Uzun süredir İsviçre siyasetinde sürekli yükselen Yeşiller Partisi’nin oy oranındaki bu radikal düşüşün sebeplerini anlayabilmek için hem İsviçre’deki Milliyetçi Muhafazakâr Parti’sinin (SVP) seçim propagandasına hem de ekolojik ve çevresel amaçlara önem veren, şiddet karşıtlığı ve toplumsal adaleti savunan, katılımcı demokrasi üzerinde şekillenmiş bir siyasi parti olan Yeşiller Partisi’nin seçim propagandasına bakmak gerekmektedir.

İsviçre Halk Partisi daha önce defalarca kez yaptığı gibi bu defa da seçim propagandasını “göçle mücadele” mefhumu üzerinden kurgulamayı tercih etmiştir. Orta Doğu’da yaşanan savaşlar ve ekonomik krizin derinleşmesi sonucunda Avrupa’ya yasadışı yollarla iltica etmeye çalışan mülteciler, Avrupa’da her geçen gün artan bir “göçmen krizi” probleminin yaşamasına sebep olarak halk tabanında kendilerine yönelik tepkilerin artmasına sebep olmuşlardır. Bu durumu lehine kullanmayı başaran İsviçre Halk Partisi ise bütün seçim vaatlerini günden güne radikalleşen bir biçimde milliyetçi söylemler üzerinden kurgulamıştır. Toplumsal tabanın neredeyse her kanadında artan, “göçmenlere karşı olumsuz kanaatin” bahsi geçen partinin söylemlerinde karşılık bulması ise seçimin sonuçlarını doğrudan etkilemiştir.

Yeşiller Partisi’nin de içinde bulunduğu sosyalist ve sosyal demokrat partiler ise 2023 yılı seçim propagandalarını toplumsal refahın ve kişilerin satın alma gücünün arttırılması üzerinden kurgulamışlardır. Ancak bu kez yürütülen propaganda süreci sol cenah için iyi sonuçlar doğurmamıştır. Bu partiler pandemi sonrası bütün dünyada yaşanan ekonomik dar boğazın İsviçre’de enflasyonun geri dönmesine yol açtığına dikkat çekerek vatandaşların alım gücünün düşmesine tepki göstermişlerdir.

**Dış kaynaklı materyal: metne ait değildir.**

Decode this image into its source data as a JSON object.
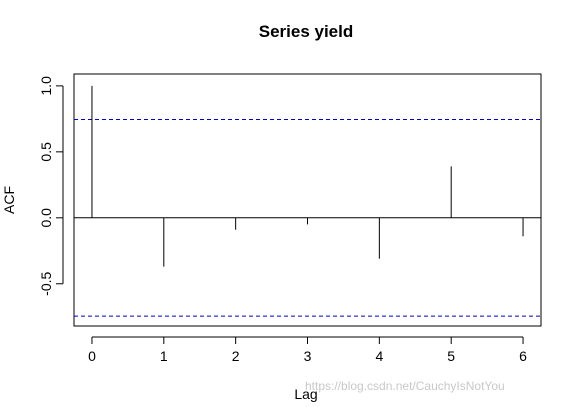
{
  "chart_data": {
    "type": "bar",
    "title": "Series  yield",
    "xlabel": "Lag",
    "ylabel": "ACF",
    "x": [
      0,
      1,
      2,
      3,
      4,
      5,
      6
    ],
    "values": [
      1.0,
      -0.37,
      -0.09,
      -0.05,
      -0.31,
      0.39,
      -0.14
    ],
    "xlim": [
      -0.25,
      6.25
    ],
    "ylim": [
      -0.82,
      1.09
    ],
    "x_ticks": [
      "0",
      "1",
      "2",
      "3",
      "4",
      "5",
      "6"
    ],
    "y_ticks": [
      "-0.5",
      "0.0",
      "0.5",
      "1.0"
    ],
    "y_tick_values": [
      -0.5,
      0.0,
      0.5,
      1.0
    ],
    "confidence_bounds": [
      0.745,
      -0.745
    ],
    "confidence_color": "#0000cc",
    "grid": false,
    "zero_line": true
  },
  "watermark": "https://blog.csdn.net/CauchyIsNotYou"
}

Seçimlere 1 ay kala mevcut iktidarın sağlık sigortası primlerini artıracağına yönelik açıklamalarına çok sert tepki gösteren sol cenahtaki bahsi geçen partiler bir süre seçim propagandalarını bu konuya kaydırmış olsalar da hitap ettikleri seçmenden bekledikleri desteği görememişlerdir.

Sonuç olarak son dönem dünya siyasetinde değişen dinamikler göz önünde bulundurulduğunda hem Avrupa’da hem de Orta Doğu’da milliyetçi sağ hareketin yeniden yükselişe geçtiği görülmektir. Yeni dünyanın yarattığı yeni milliyetçi hareketlerin odak noktasında ise “yasa dışı göçler” ve “mülteciler” bulunmaktadır. Buradan hareketle İsviçre’deki seçim sonuçları analiz edildiğinde İsviçre tabanında yükselen milliyetçi hareketlerin İsviçre Halk Partisi’nde karşılık bulduğu rahatlıkla söylenebilir. Elbette İsviçre’de kemikleşmiş bir sosyal demokrat taban bulunmaktadır ancak artık buna muhalif sağ muhafazakâr milliyetçi taban da her geçen gün güç kazanmaya devam etmektedir.